Кроме того, криминологи выяснили, что на детоубийства толкает и отношение крестьян к семейным связям. Например, юрист М. Андреев объяснял взаимоотношения между незаконнорожденностью, крестьянской моралью и детоубийством через экономику. По его словам, брак приносил в крестьянскую семью добавочного работника, тогда как незаконнорожденный ребенок считался всего лишь лишним ртом. Из-за этой «отсталой» экономической схемы незаконнорожденность продолжала считаться «позором», что и подталкивало на совершение детоубийств. Андреев приходит к выводу, что только изменения в крестьянской морали и повышение экономической самостоятельности женщин – как это, по его мнению, уже происходило в городах – позволит искоренить детоубийства на селе [Андреев 1928: 138, 143–144]. Аналогичным образом В. Хонин отмечал, что детоубийство в советском обществе – это результат живучести в крестьянской среде традиционных «буржуазных» представлений о семье, браке и «женской чести», при том что представления эти идут вразрез с достижениями революции. Он предлагал активнее вести пропаганду в массах, которая подчеркивала бы правомочность гражданских браков и то, что внебрачные дети – это не позор [Хонин 1926:622][313]
. Соответственно, детоубийства должны были исчезнуть, когда сельские жители откажутся от своих устаревших взглядов и осознают советскую политику, нацеленную на поддержку матерей-одиночек с помощью пособий и детских учреждений.Детоубийство ярко высвечивало противоречия между новой социалистической моралью и традиционными крестьянскими ценностями. Криминологи отмечали, что возросшая свобода сексуальных нравов приводит к большему количеству нежелательных беременностей, поэтому детоубийства продолжают происходить в деревне, «где особенно сильны начала старого быта, в силу более медленного темпа социалистической перестройки деревенской культуры» [Маньковский 1928:263]. Новые представления о сексе привели к возникновению «легкомысленного отношения к половым отношениям» [Познышев 1928: 161], и хотя криминологи считали, что сексуальные отношения на селе стали более свободными, управляющие ими экономические структуры и мораль остались прежними. Более того, в деревне, как отмечал Гернет, община «смотрит на беременность вне брака совсем не теми глазами, как большие города; здесь девушка-мать несет на себе непомерную тяжесть осуждения общественного мнения деревни и ищет спасения в детоубийстве» [Гернет 1927: 19]. Соответственно, беременные незамужние крестьянки оказывались в изоляции, один на один со своим позором, им не к кому было обратиться за советом или помощью. Горожанки, напротив, могли воспользоваться опытом и познаниями подруг, плюс в городе были определенные институты помощи неимущим матерям-одиночкам.
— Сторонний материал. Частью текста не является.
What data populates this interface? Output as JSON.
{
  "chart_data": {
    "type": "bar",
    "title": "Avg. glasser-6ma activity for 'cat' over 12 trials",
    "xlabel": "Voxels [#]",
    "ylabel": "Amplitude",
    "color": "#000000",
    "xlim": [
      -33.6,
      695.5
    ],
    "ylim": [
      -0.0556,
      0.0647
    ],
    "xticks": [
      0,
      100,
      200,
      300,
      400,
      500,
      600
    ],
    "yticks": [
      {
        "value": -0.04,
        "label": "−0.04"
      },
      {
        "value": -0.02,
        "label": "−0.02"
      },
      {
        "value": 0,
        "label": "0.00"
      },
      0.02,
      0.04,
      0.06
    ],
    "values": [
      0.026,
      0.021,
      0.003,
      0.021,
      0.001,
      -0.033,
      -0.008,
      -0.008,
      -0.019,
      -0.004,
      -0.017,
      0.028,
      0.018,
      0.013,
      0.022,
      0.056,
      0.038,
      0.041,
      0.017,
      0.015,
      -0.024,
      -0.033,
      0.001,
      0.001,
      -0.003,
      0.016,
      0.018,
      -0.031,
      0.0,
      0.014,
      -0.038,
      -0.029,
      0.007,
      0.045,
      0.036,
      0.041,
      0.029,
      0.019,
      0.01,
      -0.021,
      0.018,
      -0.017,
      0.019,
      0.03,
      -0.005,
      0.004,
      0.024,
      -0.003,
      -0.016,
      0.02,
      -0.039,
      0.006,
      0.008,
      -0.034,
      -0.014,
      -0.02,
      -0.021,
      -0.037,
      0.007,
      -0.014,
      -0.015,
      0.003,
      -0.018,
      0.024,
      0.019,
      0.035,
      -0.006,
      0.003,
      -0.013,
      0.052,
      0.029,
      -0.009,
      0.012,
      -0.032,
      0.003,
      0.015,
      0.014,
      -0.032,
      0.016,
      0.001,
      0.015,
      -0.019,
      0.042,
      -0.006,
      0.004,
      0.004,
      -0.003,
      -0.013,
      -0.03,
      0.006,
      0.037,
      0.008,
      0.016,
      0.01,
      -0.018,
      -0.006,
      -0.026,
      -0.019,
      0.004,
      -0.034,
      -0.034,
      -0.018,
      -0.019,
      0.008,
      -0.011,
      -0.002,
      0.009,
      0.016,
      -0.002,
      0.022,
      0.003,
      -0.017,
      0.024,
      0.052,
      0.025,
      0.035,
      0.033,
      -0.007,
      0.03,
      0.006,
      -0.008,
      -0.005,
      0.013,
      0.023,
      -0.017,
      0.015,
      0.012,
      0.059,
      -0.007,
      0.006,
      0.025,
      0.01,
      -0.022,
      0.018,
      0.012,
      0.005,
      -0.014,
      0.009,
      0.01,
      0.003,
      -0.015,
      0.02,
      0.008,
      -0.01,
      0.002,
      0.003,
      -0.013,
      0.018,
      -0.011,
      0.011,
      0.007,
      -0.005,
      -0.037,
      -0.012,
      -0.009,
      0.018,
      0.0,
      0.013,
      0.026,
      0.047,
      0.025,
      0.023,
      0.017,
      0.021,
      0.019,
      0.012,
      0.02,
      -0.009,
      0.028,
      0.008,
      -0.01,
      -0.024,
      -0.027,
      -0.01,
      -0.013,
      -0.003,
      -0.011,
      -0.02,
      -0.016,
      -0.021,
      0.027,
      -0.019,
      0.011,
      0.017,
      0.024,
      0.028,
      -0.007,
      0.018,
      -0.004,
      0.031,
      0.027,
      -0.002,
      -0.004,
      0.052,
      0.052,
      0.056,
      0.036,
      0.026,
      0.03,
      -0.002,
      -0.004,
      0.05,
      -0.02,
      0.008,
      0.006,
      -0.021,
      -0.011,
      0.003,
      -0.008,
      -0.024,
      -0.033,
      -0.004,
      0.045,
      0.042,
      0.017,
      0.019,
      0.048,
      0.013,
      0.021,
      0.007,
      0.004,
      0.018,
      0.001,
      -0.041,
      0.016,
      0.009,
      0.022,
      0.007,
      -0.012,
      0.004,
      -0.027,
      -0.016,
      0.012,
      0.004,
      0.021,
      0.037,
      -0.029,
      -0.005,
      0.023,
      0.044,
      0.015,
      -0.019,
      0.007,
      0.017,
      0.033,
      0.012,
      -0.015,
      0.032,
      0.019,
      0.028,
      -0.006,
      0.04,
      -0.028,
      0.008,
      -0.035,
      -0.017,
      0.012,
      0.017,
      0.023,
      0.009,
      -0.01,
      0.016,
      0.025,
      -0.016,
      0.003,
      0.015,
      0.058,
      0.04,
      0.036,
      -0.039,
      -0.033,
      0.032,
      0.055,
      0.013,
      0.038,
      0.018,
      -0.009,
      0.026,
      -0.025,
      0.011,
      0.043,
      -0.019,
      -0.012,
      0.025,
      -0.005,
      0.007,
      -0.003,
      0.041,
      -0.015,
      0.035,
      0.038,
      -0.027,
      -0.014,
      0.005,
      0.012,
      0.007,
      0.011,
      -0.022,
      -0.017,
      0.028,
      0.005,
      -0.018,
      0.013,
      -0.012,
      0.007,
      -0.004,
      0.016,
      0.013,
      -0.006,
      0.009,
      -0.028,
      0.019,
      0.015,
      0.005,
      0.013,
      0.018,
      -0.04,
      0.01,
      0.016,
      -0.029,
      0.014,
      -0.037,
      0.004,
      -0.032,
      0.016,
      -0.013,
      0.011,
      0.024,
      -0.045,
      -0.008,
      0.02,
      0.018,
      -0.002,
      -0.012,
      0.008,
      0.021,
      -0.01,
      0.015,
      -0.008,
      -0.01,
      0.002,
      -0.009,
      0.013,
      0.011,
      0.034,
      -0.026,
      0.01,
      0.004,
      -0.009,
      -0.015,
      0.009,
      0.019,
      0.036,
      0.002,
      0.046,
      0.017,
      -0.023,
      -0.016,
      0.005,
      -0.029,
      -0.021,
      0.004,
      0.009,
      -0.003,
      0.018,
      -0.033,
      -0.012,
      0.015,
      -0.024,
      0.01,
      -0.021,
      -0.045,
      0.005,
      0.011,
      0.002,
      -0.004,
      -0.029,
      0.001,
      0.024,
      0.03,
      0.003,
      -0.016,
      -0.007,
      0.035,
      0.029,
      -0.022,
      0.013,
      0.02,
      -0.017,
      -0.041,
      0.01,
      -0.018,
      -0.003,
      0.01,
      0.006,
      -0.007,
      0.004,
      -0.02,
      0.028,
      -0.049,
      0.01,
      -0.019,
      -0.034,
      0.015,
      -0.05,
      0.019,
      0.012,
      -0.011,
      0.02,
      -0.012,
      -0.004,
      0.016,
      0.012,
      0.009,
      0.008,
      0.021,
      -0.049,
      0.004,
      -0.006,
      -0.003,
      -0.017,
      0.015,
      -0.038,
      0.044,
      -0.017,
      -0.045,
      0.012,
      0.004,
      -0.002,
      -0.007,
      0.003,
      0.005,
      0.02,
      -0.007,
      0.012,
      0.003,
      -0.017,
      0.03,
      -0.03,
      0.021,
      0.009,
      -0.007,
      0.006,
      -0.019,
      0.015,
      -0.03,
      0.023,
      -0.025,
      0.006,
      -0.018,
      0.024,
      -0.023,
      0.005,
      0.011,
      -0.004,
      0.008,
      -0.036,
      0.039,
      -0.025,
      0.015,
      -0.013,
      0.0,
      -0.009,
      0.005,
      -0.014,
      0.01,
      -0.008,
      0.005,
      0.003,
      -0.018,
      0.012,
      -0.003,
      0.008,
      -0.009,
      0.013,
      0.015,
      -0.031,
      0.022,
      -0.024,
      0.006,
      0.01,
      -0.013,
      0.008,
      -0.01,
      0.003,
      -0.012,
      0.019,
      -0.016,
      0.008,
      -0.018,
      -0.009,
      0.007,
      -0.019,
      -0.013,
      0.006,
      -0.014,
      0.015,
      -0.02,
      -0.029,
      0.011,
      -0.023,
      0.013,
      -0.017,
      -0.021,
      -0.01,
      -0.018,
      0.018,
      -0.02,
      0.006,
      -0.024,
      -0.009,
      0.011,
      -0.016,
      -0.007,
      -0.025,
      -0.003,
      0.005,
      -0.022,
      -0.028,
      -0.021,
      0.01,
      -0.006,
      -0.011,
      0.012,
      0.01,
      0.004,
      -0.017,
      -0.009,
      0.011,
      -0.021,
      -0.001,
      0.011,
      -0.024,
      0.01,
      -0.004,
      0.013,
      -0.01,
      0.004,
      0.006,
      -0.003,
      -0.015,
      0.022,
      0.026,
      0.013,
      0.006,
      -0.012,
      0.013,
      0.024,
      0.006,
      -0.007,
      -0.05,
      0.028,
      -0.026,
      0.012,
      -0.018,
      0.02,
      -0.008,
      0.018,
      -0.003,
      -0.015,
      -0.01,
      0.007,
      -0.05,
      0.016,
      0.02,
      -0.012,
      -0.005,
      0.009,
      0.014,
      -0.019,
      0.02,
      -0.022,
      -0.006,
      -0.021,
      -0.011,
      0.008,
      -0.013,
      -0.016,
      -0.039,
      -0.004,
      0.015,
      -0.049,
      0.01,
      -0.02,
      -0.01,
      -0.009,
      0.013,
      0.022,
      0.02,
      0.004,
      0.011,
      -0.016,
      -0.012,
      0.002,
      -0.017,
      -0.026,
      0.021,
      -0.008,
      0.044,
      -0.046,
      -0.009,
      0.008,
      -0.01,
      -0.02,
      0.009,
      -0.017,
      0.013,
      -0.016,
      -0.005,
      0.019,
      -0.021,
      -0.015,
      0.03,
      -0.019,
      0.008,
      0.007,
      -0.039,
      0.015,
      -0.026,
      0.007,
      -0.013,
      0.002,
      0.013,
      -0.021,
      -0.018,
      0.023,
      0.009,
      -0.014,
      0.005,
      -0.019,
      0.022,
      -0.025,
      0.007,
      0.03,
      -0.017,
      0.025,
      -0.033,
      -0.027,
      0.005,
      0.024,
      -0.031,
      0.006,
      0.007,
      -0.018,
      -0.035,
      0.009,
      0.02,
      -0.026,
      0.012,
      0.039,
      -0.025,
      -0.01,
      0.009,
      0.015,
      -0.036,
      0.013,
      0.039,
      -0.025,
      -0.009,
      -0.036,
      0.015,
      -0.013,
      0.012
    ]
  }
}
Из этого криминологи делали вывод, что, тогда как сельские жительницы прибегали к детоубийству, горожанки пользовались более рациональными и современными альтернативами, такими как аборты и детские приюты [Гернет 1922а: 193; Андреев 1928: 137][314]
.В своем представлении о детоубийстве как результате «отсталости и невежества» крестьянок криминологи делали упор на преобразующем потенциале социалистической системы. Согласно советской идеологии, преступность являлась «пережитком прошлого» и должна была исчезнуть после построения социализма. Для криминологов детоубийство воплощало в себе живучесть устарелой морали и представлений в среде крестьян и в особенности крестьянок. То, что детоубийство продолжает существовать, служило доказательством, что женщины медленно воспринимают те реформы, которые большевики провели с целью им помочь. Впрочем, криминологи не усматривали в этом доказательства провала большевистских реформ, только свидетельство живучести старых преставлений и знак того, что нужно активнее заниматься просвещением женщин касательно их прав и превращением их в активных, сознательных и ответственных советских гражданок.